Return to note 18 The interactions of these important neurotransmitter systems intricately associated with mechanisms for both PTSD (and perhaps unresolved loss) and substance abuse or addiction (Antelman et al., 1997; Cramer, 2002; Resnick, Yehuda, & Acierno, 1997) suggest a strong need for more investigation into connections between adolescent unresolved loss and substance abuse among traditional age college students, a pursuit clearly outside of the scope of this essay.
Return to note 19 Also outside the scope of this essay but a problem associated with the oscillation between hyperarousal, re-experiencing, and avoidance symptoms is Pynoos, et al.’s (1997) strong correlation between PTSD symptoms in children and the development of attention deficit
disorder symptoms (see also Teicher, Ito, Glod, Andersen, Dumont, & Ackerman, 1997). Furthermore, situational reminders, sometimes as innocuously seeming as a crack in the wall, in the learning environment of the traumatic event have been linked in Pynoos et al. animal studies with “catastrophic cohort aggression,”
suggesting that there may be a relationship between situational reminders and cohort “irritability, hostile aggression, and propensity to retaliatory violence”

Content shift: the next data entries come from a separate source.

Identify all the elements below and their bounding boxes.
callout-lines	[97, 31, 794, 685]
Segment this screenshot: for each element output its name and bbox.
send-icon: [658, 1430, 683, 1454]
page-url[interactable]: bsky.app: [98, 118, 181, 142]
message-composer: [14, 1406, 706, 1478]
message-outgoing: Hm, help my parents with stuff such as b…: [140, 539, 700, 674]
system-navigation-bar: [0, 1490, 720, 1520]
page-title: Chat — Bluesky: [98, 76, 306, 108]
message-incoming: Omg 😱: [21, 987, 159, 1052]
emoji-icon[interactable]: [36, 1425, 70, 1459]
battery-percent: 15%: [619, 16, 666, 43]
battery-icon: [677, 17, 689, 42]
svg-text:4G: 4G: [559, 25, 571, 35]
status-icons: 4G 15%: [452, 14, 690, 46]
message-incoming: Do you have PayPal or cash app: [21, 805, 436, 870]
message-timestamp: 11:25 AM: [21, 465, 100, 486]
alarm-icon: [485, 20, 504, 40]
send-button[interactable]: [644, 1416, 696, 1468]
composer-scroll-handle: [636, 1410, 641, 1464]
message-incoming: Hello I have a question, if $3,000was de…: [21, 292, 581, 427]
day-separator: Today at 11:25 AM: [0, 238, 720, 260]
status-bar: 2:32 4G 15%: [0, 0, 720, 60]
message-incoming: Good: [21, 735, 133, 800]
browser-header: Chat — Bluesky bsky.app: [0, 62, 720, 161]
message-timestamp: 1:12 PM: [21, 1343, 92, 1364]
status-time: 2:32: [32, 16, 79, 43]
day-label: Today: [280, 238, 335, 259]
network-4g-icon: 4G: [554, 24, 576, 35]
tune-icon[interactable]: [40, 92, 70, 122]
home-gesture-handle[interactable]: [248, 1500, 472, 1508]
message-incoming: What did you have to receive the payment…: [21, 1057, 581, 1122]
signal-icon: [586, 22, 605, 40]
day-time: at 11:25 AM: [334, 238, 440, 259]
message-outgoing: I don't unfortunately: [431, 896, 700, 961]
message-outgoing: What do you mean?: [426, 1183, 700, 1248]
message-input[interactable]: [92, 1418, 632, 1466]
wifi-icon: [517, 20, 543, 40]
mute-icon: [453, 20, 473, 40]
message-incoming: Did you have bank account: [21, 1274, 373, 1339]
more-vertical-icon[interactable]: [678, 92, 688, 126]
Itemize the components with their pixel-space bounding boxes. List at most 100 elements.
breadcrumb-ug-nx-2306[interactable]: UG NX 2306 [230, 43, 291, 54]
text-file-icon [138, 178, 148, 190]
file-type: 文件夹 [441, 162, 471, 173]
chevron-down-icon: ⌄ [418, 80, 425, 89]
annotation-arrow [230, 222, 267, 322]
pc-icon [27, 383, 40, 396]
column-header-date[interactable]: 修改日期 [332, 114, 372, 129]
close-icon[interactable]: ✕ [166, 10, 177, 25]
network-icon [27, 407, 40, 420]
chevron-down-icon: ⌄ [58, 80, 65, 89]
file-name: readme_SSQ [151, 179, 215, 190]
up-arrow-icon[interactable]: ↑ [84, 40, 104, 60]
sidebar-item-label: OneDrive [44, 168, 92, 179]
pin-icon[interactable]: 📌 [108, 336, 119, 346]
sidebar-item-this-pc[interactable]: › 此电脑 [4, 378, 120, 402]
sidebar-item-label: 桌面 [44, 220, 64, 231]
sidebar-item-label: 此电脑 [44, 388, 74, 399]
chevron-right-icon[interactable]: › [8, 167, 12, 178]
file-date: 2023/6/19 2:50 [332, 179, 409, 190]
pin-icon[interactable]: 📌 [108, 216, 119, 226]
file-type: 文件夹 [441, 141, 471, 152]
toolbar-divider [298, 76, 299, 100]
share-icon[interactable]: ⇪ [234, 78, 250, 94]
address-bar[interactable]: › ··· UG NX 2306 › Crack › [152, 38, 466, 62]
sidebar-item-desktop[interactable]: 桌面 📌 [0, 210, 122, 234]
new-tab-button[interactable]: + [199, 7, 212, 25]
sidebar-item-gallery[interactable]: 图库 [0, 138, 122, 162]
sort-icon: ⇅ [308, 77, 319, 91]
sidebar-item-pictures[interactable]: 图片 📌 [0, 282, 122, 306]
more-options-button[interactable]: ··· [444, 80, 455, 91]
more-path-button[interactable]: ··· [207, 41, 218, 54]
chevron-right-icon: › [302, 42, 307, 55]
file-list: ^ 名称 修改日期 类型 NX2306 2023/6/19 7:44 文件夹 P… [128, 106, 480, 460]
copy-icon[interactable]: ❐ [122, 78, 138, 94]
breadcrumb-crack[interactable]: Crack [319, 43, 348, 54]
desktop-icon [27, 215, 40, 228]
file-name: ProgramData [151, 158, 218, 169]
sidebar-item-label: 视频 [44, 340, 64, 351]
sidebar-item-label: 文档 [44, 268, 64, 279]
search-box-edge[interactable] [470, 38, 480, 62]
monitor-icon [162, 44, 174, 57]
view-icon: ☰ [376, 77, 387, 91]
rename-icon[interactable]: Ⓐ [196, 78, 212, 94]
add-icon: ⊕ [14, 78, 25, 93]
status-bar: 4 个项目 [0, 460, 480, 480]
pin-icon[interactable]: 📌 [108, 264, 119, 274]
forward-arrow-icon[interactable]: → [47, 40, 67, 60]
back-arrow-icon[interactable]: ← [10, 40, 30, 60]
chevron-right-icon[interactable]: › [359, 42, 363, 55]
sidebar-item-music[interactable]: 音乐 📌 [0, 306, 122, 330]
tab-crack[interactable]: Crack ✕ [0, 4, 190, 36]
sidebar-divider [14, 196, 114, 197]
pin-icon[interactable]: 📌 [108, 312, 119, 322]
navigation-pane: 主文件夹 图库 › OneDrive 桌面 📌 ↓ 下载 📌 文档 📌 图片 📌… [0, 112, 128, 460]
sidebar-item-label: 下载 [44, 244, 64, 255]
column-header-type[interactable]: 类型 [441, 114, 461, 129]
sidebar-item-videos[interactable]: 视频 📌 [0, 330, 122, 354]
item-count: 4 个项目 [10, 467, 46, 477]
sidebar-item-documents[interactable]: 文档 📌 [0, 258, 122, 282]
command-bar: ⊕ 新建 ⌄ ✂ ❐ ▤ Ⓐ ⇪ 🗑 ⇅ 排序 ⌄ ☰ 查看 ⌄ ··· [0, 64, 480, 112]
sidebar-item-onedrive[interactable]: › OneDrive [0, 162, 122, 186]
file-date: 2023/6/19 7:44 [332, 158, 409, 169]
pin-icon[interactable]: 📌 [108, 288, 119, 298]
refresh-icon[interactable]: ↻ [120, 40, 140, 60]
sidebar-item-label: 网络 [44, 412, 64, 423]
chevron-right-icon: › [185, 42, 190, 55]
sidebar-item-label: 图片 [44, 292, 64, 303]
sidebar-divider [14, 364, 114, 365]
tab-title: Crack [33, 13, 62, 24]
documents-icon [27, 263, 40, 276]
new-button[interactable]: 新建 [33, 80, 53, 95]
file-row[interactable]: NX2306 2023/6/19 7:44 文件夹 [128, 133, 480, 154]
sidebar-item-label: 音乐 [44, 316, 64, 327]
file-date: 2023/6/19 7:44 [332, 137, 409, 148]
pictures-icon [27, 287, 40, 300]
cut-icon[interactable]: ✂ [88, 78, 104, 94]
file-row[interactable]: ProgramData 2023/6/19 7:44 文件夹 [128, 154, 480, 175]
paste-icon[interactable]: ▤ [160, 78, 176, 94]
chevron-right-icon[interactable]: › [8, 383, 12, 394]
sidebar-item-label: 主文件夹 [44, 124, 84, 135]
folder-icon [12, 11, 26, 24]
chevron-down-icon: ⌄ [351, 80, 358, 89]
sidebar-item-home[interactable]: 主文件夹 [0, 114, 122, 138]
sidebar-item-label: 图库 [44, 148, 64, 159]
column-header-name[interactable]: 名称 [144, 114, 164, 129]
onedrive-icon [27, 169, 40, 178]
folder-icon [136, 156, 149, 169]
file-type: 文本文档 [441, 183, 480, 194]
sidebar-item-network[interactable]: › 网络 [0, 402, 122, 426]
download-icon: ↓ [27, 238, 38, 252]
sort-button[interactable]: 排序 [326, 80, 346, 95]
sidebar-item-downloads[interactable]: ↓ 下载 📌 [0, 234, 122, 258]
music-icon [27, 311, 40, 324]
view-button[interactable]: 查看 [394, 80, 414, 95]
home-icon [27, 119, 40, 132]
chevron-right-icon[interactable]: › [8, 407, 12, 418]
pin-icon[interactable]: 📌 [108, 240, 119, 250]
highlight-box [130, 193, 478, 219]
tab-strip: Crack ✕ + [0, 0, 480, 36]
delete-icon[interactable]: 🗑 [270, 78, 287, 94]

(p. 189). These arguments suggest that children and adolescents with PTSD may experience reminders in the school setting that strengthen PTSD symptoms in association with schooling. Away from situational reminders of both the trauma and schooling, PTSD symptoms may fade only to be re-evoked when they return to school as adults. In a similar fashion, if students who developed PTSD as adults encounter traumatic event reminders in their school locations, they may find themselves unexpectedly re-experiencing trauma memories and hyperarousal that will in turn affect the speed and effectiveness of their efforts to learn.
Return to note 20 Connectionism, which argues that a particularly robust property of mind is pattern completion, appears to suggest that the resemblance of nontraumatic to traumatic stimuli needs to share very few features to elicit a preliminary judgment of a pattern match (Tryon, 1993a, 1993b, 1995, 1998, 1999).